Heaton Park, Manchester

‘Rain does not stop play’ reads the flyer for Feelgood Theatre’s production of Macbeth. Opening night happened to be one of the coldest and wettest of the summer, and after a day of near constant drizzle, Heaton Park had become Heaton Swamp. However, Feelgood actors are veterans of the ‘British summer’; the inclement weather not only galvanised the cast but also intensified the drama of the central character’s descent into madness. Never have muddy boots seemed so exciting.

Now in their 15th year, Feelgood have established a loyal following thanks to crowd-pleasing productions such as Wind in the Willows and The Wizard of Oz. By comparison, Macbeth – with its scenes of black magic, regicide and child murder – might appear an odd choice. According to artistic director Caroline Clegg, the play is one the fans have been asking for.

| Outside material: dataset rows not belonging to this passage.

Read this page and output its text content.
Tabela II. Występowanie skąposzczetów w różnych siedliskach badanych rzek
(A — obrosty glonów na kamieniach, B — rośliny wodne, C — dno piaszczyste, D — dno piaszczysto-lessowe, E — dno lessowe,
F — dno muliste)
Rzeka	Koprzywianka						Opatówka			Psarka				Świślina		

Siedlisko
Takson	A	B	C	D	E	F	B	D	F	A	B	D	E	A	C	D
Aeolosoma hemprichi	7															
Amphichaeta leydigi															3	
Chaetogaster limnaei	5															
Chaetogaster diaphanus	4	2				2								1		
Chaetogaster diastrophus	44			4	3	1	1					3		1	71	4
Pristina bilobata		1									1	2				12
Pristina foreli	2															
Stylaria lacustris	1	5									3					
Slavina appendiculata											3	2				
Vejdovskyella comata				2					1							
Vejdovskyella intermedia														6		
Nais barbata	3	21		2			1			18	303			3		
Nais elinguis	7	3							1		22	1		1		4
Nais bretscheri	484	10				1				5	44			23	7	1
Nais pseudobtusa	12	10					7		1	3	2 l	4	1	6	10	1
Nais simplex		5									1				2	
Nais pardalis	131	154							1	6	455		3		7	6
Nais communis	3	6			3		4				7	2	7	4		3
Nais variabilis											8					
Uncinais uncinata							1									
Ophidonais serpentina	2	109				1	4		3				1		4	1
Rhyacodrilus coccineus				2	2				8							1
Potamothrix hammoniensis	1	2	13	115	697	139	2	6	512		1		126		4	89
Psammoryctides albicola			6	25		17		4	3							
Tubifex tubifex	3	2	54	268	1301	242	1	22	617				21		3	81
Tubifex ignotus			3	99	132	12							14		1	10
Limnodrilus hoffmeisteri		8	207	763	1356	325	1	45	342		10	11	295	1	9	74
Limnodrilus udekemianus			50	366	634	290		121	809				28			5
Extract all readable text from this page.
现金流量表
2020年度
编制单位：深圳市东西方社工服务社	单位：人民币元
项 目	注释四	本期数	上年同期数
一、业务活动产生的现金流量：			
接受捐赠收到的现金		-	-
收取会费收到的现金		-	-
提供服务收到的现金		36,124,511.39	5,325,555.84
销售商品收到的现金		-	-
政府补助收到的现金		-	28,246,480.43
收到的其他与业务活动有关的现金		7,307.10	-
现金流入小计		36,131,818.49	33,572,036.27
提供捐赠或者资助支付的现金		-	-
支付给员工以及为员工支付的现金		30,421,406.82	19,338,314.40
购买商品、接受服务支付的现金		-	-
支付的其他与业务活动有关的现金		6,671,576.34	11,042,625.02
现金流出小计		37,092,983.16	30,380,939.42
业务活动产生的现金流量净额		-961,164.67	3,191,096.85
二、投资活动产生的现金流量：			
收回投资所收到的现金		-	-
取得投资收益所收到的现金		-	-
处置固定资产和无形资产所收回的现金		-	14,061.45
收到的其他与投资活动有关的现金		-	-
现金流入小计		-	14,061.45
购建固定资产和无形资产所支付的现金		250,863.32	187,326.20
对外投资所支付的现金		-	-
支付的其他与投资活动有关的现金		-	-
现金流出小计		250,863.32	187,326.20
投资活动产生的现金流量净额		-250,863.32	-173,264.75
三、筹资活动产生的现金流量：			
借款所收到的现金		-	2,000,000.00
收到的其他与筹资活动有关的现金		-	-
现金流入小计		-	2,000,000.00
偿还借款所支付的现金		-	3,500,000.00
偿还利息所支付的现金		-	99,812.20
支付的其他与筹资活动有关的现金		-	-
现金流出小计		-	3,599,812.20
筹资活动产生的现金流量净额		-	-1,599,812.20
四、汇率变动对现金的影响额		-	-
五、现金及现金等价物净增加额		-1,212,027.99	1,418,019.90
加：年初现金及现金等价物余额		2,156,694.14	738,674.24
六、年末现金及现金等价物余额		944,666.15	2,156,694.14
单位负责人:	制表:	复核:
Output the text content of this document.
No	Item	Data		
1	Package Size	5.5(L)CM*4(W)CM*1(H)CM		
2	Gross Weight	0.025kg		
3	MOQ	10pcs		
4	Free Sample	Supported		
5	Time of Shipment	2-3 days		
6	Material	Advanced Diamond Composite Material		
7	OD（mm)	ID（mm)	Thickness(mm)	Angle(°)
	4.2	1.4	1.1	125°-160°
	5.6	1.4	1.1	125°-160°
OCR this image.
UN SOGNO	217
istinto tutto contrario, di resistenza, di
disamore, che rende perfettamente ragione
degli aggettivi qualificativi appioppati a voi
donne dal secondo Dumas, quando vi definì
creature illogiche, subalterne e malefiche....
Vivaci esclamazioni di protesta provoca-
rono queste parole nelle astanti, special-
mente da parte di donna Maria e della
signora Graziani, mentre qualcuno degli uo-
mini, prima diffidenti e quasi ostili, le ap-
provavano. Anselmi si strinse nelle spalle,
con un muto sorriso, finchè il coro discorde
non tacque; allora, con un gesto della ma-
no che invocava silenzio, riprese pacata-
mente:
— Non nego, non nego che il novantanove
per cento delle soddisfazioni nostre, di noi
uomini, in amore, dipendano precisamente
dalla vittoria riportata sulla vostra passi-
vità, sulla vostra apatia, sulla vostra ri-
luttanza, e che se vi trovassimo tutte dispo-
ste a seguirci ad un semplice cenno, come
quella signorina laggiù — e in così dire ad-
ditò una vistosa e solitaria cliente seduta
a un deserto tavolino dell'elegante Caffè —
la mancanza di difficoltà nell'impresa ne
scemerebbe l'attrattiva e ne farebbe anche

It’s the bard’s shortest tragedy, and also the most concentrated, with events unfolding at an almost hysterical pace. Over ten scenes, the audience witness Macbeth’s encounter with three witches, who prophesize he will one day be king of Scotland. Under the corrupt guidance of his wife, Macbeth sets about disposing of all who lie between him and the throne.

Actor Faz Singhateh delivers a perfectly modulated performance as Macbeth; flashes of insanity darkly illuminate his face, building into a helpless series of terrified hallucinations. He’s more victim than villain. Feelgood regular Eve Robertson makes a marvellously unhinged witch, part harlequin, part Clockwork Orange droog. Chris Hollinshead (Macduff) and Dan Willis (Malcolm) deliver solid, unshowy performances – models of bruised honour and measured dignity.

The production is ripe with vivid images: Duncan’s murdered body is loaded into a boat, set alight and pushed out to sea; Lady Macbeth (played by Clegg herself, a tad too sympathetically perhaps) roars away from her apartment on a motorbike. The final battle takes place outside the park observatory, the slaying of Macbeth followed by fireworks and a capella singing. Staged against the imposing North Manchester skyline, it makes for a spectacular conclusion.

It’s the involvement of Theatre under Fire, which elevates Macbeth into the unmissable category. This Leeds-based company was established in 2006 by artists who found themselves ‘under fire’ in their homeland of Zimbabwe. Their African dance and drumming give the drama a powerful dramatic pulse. That fifth star is theirs alone.